The U.S. Department of Health and Human Services reported on November 27, 2000, that intellectual function of autistic children can range from profound mental retardation to above average performance on IQ tests. This range in severity demonstrates that no one should assume all children with autism either need or do not need treatment, nor should they assume everyone needs the same type of treatment.
Over one half million people in this country today have autism or some form of pervasive developmental disorder. Its prevalence rate makes autism one of the most common developmental disabilities.
When people with autism and PDD do not receive treatment, there is an increased reliance on more costly state programs and services.
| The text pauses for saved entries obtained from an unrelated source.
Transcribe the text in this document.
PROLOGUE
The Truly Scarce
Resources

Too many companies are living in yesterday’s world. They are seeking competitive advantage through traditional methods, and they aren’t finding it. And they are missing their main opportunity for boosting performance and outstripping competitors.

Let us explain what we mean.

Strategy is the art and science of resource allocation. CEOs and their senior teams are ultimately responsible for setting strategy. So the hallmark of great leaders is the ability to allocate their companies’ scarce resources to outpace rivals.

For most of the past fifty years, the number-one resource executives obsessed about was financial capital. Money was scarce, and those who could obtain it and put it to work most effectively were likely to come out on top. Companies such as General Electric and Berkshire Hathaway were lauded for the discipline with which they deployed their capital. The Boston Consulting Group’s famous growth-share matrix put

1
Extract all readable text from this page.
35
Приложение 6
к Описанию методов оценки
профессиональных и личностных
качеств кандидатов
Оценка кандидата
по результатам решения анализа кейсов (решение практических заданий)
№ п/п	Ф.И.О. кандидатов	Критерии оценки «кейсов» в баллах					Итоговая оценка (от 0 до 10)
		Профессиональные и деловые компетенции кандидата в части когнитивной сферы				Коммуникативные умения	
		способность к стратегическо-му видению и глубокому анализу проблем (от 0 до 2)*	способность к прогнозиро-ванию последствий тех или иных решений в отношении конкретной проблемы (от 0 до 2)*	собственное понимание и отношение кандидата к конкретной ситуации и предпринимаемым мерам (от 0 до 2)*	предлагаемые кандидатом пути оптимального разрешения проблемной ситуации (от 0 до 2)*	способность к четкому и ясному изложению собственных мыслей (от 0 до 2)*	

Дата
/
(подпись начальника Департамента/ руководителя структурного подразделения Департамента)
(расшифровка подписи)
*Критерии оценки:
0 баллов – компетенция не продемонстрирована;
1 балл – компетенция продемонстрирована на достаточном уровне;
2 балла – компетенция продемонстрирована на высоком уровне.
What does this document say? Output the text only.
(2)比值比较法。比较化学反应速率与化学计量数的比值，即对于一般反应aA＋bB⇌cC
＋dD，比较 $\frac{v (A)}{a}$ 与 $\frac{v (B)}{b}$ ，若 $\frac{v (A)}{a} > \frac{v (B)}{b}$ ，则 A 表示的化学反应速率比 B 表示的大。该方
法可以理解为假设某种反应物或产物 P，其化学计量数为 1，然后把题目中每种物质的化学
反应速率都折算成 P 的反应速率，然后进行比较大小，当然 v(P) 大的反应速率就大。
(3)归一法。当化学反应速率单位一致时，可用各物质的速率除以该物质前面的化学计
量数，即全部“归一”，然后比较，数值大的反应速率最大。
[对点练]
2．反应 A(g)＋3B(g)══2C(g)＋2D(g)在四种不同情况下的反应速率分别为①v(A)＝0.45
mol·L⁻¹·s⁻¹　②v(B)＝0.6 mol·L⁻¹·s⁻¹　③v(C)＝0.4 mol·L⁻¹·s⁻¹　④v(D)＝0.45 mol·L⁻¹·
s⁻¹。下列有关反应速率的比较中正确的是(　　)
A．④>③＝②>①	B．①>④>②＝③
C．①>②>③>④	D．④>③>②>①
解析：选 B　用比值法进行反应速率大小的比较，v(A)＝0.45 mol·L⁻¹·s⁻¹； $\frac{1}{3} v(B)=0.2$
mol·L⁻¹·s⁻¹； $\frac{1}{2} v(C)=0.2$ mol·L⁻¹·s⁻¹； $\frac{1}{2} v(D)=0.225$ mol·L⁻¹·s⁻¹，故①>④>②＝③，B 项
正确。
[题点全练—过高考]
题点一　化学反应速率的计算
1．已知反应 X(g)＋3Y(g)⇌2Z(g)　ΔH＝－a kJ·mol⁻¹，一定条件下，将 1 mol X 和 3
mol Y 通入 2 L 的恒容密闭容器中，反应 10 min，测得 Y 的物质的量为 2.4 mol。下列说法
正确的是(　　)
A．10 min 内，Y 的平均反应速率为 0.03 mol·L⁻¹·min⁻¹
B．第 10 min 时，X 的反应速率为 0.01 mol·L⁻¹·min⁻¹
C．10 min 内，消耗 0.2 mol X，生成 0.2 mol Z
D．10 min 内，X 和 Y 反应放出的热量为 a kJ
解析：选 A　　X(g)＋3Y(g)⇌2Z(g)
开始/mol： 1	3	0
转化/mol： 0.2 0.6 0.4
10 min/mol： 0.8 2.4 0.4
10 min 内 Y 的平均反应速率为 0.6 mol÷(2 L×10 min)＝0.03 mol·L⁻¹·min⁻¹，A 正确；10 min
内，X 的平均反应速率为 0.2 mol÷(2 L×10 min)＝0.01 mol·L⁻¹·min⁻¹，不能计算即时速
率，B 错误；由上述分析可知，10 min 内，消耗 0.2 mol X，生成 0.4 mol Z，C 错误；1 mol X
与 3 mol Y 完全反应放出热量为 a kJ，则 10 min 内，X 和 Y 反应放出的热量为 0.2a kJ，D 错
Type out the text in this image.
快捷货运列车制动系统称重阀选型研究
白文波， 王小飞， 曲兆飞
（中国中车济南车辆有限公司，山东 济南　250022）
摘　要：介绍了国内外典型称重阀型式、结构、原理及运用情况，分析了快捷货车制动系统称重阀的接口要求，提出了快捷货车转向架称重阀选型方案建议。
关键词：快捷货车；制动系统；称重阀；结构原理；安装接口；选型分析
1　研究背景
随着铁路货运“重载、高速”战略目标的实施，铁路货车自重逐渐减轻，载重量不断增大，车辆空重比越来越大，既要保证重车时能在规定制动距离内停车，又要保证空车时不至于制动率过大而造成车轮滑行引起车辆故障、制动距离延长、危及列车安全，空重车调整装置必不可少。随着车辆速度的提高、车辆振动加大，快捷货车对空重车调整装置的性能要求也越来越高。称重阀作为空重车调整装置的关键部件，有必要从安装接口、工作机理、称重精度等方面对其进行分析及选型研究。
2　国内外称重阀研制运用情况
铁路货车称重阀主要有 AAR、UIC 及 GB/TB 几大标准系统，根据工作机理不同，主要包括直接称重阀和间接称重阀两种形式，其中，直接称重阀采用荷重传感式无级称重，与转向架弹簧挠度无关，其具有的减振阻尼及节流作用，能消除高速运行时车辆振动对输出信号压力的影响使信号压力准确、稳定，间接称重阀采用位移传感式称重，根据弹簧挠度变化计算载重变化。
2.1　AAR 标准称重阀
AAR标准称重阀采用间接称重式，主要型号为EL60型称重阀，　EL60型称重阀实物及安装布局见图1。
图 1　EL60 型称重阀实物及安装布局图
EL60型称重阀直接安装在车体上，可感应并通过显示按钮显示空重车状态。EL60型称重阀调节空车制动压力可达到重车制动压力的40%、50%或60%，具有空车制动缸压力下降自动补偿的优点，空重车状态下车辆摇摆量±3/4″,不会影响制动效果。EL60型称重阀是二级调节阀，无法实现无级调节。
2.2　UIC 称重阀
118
The passage of SB 427 would significantly reduce those long-term costs.
"It is important to note the impact of effective treatment not only on the individual and his family, but on the rest of society as a whole," added Sen. Lucio. "When we help children with any type of disability improve as much as possible to become more productive, then we have passed legislation for the betterment of all society."
Note: Staff member handling legislation is Bridget Sharphorn, legislative aide and clerk for Subcommittee on Border Affairs.